The first thing I did, almost without thinking about it, was re-create my entire family, whom I haven’t seen since December. I built my dad from the ground up, complete with his little gardening shoes and his love of classical music. I put my mom in a green fleece and leggings, imagining her heading off for a run and coming back with a random knickknack she’d picked up at an estate sale. I dressed my 17-year-old sister in a big, cozy sweatshirt and gave her the musical talent and extreme self-assurance she has in real life. My younger brother, who lives far away, in Berlin, got a strong dose of his real-life counterpart’s “outgoing demeanor” and a “love of nature.” And my other sister got her love of space. I even made myself, except hotter.

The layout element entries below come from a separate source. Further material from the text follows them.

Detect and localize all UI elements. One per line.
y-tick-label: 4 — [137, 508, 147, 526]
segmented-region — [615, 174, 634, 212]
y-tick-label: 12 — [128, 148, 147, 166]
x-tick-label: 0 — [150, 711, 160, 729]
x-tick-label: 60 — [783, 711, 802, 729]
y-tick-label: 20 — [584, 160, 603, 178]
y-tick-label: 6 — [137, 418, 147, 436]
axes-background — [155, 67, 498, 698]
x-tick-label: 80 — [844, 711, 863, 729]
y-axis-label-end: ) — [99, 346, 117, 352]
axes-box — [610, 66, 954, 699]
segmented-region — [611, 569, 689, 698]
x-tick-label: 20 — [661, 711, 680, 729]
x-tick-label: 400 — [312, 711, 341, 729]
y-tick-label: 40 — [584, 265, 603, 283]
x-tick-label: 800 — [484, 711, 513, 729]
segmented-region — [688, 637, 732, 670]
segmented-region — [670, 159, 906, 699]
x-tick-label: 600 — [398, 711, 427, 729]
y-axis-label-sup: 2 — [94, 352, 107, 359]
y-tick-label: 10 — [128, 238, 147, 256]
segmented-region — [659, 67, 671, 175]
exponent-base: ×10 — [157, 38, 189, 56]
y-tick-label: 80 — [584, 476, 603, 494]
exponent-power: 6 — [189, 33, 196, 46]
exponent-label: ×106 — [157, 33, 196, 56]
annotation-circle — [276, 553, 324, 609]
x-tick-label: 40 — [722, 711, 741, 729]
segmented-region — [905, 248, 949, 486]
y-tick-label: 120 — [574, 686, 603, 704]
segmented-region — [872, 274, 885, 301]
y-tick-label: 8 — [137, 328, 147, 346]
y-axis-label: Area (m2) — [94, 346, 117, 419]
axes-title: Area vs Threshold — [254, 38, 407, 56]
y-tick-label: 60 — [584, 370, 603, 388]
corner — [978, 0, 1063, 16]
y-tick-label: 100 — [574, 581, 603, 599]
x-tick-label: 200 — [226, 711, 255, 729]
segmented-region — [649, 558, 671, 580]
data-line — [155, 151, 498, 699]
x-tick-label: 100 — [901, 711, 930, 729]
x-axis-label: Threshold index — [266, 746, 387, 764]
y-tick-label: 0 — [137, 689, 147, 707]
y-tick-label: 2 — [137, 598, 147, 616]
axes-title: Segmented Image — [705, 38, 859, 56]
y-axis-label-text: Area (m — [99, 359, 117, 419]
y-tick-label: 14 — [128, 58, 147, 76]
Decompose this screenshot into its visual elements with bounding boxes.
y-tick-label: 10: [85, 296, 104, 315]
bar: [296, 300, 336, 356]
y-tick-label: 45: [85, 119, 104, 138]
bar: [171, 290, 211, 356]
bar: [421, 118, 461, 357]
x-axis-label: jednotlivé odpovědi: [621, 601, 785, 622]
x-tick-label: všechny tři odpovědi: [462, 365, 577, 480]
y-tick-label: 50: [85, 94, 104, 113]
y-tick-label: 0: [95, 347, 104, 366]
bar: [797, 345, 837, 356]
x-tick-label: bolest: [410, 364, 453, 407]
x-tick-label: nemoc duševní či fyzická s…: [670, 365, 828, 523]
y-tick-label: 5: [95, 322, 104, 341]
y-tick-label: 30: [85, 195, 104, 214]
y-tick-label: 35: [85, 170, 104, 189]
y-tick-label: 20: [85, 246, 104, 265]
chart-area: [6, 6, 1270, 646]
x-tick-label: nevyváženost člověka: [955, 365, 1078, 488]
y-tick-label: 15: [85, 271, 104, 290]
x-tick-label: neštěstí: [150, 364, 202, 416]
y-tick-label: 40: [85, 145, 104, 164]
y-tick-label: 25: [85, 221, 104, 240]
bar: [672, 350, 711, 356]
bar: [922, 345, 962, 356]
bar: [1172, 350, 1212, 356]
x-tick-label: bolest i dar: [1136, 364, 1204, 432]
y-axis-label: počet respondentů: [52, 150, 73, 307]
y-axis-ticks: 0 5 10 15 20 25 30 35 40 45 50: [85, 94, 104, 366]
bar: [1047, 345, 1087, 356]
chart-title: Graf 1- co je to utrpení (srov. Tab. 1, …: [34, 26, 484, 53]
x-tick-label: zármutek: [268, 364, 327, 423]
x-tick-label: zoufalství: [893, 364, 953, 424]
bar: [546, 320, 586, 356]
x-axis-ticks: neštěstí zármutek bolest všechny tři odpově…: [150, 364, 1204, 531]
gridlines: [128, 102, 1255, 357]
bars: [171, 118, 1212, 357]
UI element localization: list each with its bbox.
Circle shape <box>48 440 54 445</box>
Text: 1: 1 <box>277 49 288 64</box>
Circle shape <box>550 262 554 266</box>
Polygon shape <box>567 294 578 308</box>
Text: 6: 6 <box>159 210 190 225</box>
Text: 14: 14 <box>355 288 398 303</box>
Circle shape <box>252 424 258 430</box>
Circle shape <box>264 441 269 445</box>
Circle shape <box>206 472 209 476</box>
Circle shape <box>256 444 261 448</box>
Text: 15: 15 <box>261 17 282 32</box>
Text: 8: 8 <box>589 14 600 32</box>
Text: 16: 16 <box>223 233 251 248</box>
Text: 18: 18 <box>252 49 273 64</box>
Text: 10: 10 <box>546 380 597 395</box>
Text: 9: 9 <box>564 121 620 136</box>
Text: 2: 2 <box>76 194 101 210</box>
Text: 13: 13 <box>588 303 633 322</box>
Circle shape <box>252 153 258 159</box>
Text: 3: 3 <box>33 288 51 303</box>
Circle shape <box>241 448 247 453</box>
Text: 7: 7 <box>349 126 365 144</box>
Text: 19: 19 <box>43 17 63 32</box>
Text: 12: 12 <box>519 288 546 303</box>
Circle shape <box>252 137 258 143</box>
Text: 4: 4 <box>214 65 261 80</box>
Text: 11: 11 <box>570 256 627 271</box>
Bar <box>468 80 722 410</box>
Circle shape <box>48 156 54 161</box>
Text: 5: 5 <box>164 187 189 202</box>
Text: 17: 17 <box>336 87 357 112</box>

Then I rebuilt my childhood home in suburban Chicago, where my parents still live, and where they receive daily text messages from me alternating in tone from “desperately sad” to “vibrating with fear” to “rude,” because I’m terrified that I can’t do anything to keep them safe right now other than bully them from across the country. I got frustrated when I couldn’t find the right windows to look out onto my dad’s sweet fledgling vegetable patch. I gave up on finding a duplicate of our old Oriental rug. I did not leave enough room for the big, beautiful tree that a tiny tornado knocked down in our front yard years ago. But I carefully laid out each room to the best of my memory: our overstuffed living-room bookshelves, my mom’s cluttered office, my sister’s 12,000 wet towels strewn about the bathroom, the family room where sometimes we sit and play the piano and sing Ariana Grande’s “Honeymoon Avenue,” a song about how a relationship is like a car.
On March 22, as Governor Cuomo asked New York City to go on “pause,” I moved my family into their house. I watched them approach each other, begin to joke and laugh. At one point, my Sim dad hugged my Sim sister. I felt a sharp, brief pain in my chest, wondering when I’d be able to hug my real dad again. I can’t cook at all in real life, but my Sim made my family a nice little meal and we all ate it together around our dining-room table, chatting cheerfully about the weather. And when my family got tired, I gently directed them all to their bedrooms, where they climbed safely into their beds and went to sleep.